Scott treats regulatory overhead as measurable and small in his essay. But the history of compliance shows they compound through organisational culture, talent selection, and legal uncertainty and dominate direct costs. If he’s wrong about measurement, and Facebook’s legal department suggests he is, then his entire calculation flips. Same again with China’s stance in reality vs what they say, or the level of belief in recursive self improvement.
To the question at hand, will AI safety make America lose the war with China? It depends on that tree above. It is by no means assured that it will (or that it won’t), but the type of regulation and the future being envisioned matter enormously. The devil, as usual, is in the really annoying details.
In my high-weight worlds, AI safety work can meaningfully help, but only if done sensibly. I don’t put too much weight on recursive self improvement, at least done without human intervention and time to adjust. I also think that large amounts of safety are intrinsic principles to build widely available and used pieces of software, so are not even a choice. They might not be called AI safety, they might be called, simply, “product”, which would have to think about these aspects.
Personally, I prefer a very economist’s way of asking the “will AI safety make the US lose to China” question, which is: what is the payoff function for winning or losing the race? Since regulations are (mainly) ratchets, we should choose them carefully, and only when we think it’s warranted (high negative disutility if not, positive utility if we do).
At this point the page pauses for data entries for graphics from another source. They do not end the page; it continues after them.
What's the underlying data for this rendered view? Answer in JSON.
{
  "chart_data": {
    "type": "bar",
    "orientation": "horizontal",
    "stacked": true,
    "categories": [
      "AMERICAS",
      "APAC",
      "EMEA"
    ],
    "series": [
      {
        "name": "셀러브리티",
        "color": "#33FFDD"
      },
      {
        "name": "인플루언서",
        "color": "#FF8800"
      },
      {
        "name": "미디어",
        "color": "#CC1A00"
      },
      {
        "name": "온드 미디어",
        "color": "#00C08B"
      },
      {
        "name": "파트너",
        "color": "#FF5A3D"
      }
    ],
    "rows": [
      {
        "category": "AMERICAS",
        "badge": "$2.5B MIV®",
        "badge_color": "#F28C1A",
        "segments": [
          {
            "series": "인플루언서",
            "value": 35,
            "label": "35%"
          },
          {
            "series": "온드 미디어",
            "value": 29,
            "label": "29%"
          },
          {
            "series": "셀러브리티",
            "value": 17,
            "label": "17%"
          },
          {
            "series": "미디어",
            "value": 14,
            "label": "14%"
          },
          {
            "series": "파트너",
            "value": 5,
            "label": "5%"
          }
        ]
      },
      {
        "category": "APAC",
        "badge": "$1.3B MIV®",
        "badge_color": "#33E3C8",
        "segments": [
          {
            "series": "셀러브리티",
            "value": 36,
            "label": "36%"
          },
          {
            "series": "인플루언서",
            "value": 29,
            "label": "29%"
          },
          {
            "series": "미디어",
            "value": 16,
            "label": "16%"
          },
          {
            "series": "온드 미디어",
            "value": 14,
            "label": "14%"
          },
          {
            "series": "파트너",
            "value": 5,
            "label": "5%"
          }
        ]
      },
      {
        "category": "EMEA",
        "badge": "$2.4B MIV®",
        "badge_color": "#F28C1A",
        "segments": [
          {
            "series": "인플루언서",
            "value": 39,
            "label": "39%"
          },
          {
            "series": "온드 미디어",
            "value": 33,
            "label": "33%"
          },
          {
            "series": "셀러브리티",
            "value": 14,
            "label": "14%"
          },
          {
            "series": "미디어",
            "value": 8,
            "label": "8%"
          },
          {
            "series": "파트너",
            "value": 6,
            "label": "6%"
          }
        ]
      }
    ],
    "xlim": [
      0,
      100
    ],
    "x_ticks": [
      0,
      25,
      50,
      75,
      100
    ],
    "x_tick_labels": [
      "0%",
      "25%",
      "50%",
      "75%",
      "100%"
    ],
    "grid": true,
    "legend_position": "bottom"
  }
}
In “mundane AI” world, we get awesome GPTs but not a god. Losing means we’re Europe. While some might think of this as akin to death, it’s not that bad.
In “AI is god” world, losing is forever
Even in the first world, AI safety regs might make the US the Brussels of AI, which is a major tradeoff. Most regulations currently posed don’t seem to yet cause that effect. But, it’s not like it’s hard to imagine.
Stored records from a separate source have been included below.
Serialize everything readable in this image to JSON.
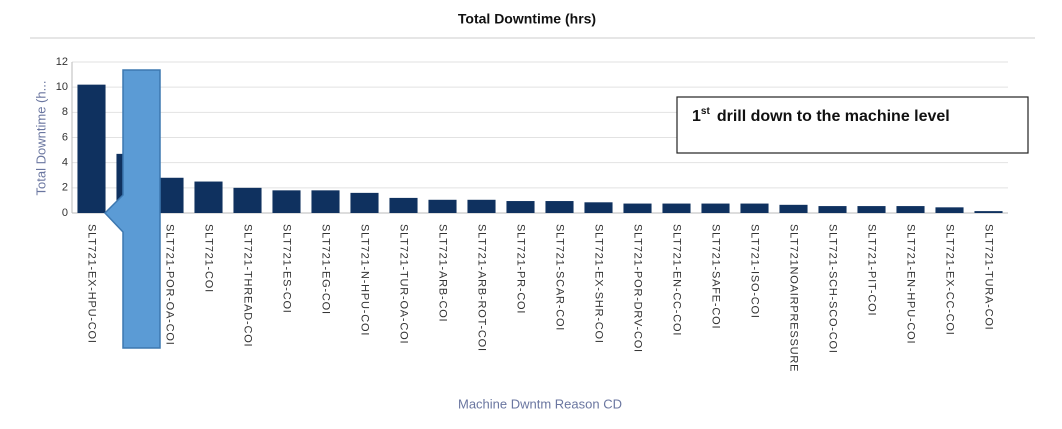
{
  "chart_data": {
    "type": "bar",
    "title": "Total Downtime (hrs)",
    "y_label": "Total Downtime (h...",
    "x_label": "Machine Dwntm Reason CD",
    "categories": [
      "SLT721-EX-HPU-COI",
      null,
      "SLT721-POR-OA-COI",
      "SLT721-COI",
      "SLT721-THREAD-COI",
      "SLT721-ES-COI",
      "SLT721-EG-COI",
      "SLT721-N-HPU-COI",
      "SLT721-TUR-OA-COI",
      "SLT721-ARB-COI",
      "SLT721-ARB-ROT-COI",
      "SLT721-PR-COI",
      "SLT721-SCAR-COI",
      "SLT721-EX-SHR-COI",
      "SLT721-POR-DRV-COI",
      "SLT721-EN-CC-COI",
      "SLT721-SAFE-COI",
      "SLT721-ISO-COI",
      "SLT721NOAIRPRESSURE",
      "SLT721-SCH-SCO-COI",
      "SLT721-PIT-COI",
      "SLT721-EN-HPU-COI",
      "SLT721-EX-CC-COI",
      "SLT721-TURA-COI"
    ],
    "values": [
      10.2,
      4.7,
      2.8,
      2.5,
      2.0,
      1.8,
      1.8,
      1.6,
      1.2,
      1.05,
      1.05,
      0.95,
      0.95,
      0.85,
      0.75,
      0.75,
      0.75,
      0.75,
      0.65,
      0.55,
      0.55,
      0.55,
      0.45,
      0.15
    ],
    "color": "#0f315f",
    "ylim": [
      0,
      12
    ],
    "yticks": [
      0,
      2,
      4,
      6,
      8,
      10,
      12
    ],
    "grid": true,
    "annotation": {
      "number": "1",
      "superscript": "st",
      "text": "drill down to the machine level"
    }
  }
}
Regulation can be helpful with respect to increasing transparency (training data is one example, though with synthetic data that’s already hard), with whistleblower protections (even though I’m not sure what they’d blow the whistle on), and red teaming the models pre deployment. I think chip embargoes are probably good, even though it helps Huawei.
It’s far better to not think about pro or con AI safety regulations, but to be specific about which regulation and why. The decision tree above helps, you do need to specify which worlds you’re protecting.
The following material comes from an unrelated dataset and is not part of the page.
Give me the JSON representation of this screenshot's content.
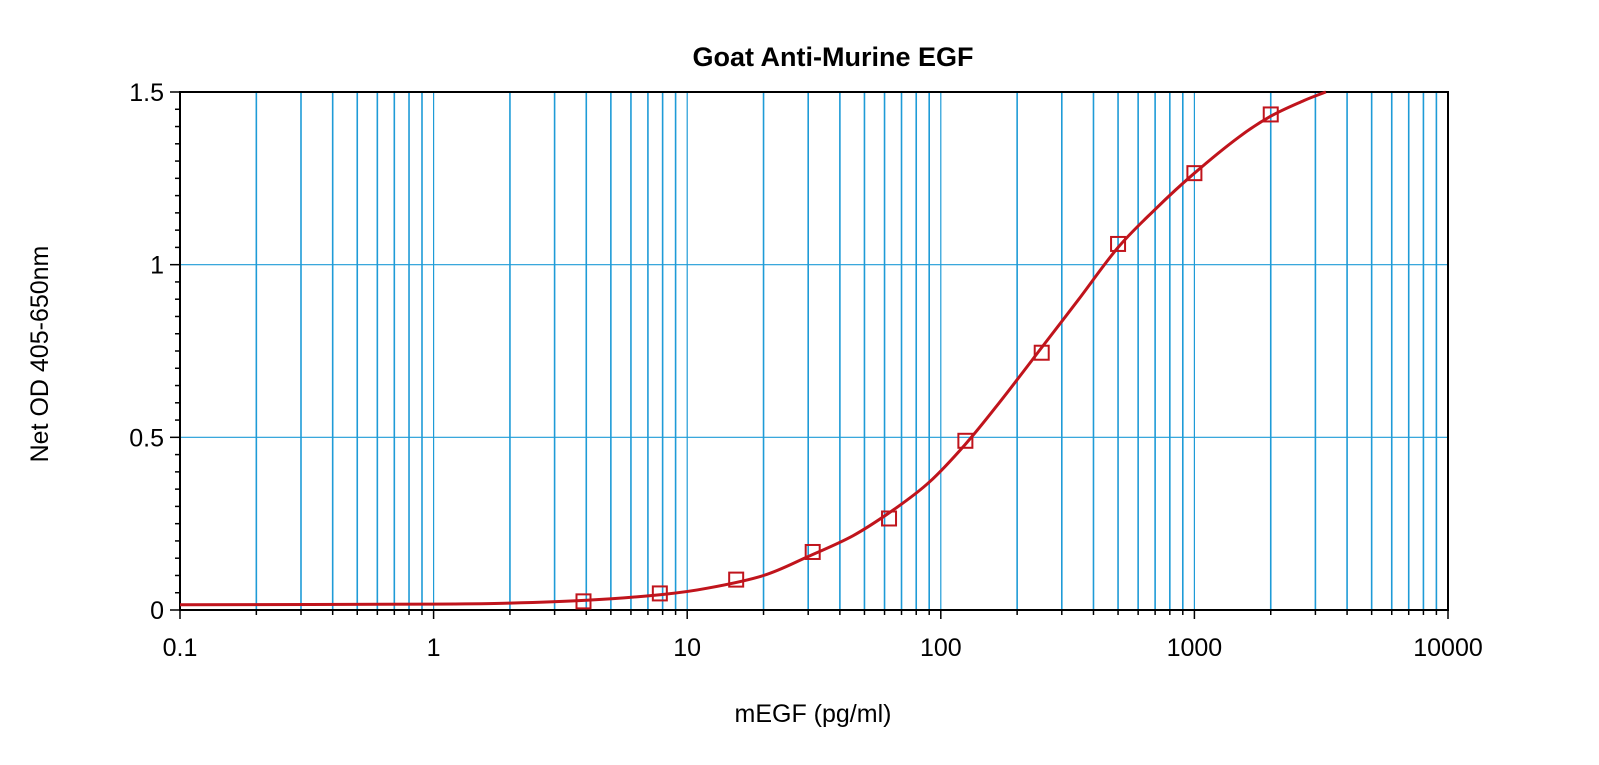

> This gets worse once you think about the 22 year old wunderkinds that the labs are looking to hire, and wonder if they’d be interested in more compliance, even at the margin
Over the years I've been friends with many strong researchers in LLMs and diffusion models, working across pretraining, post-training, infra, evals, safety, etc. Despite my selection bias, all of them generally believe in building AGI, but also tend to believe that it should be done with some responsibility and care, regardless of what their speciality is. And so it's not a surprise to me that many of them have ended up at Anthropic coming from OpenAI or GDM or academia, even those who never paid attention to the AI safety community.
I think this is just because normie AI academic culture is like this, and they basically all have PhDs. So generally I'm sceptical that a full e/acc lab has any real advantage in talent.
China is pursuing “fast follow” strategy focused on applications anyway??
China was never interested in LLMs. Until recently it invested in embedding AI in supply chains and manufacturing processes, from which it is already making billions. LLMs were an afterthought from a company with spare Nvidia cards and bright kids.
They settled their compliance issue in 2022 by allowing labs free rein but regulating public-facing apps.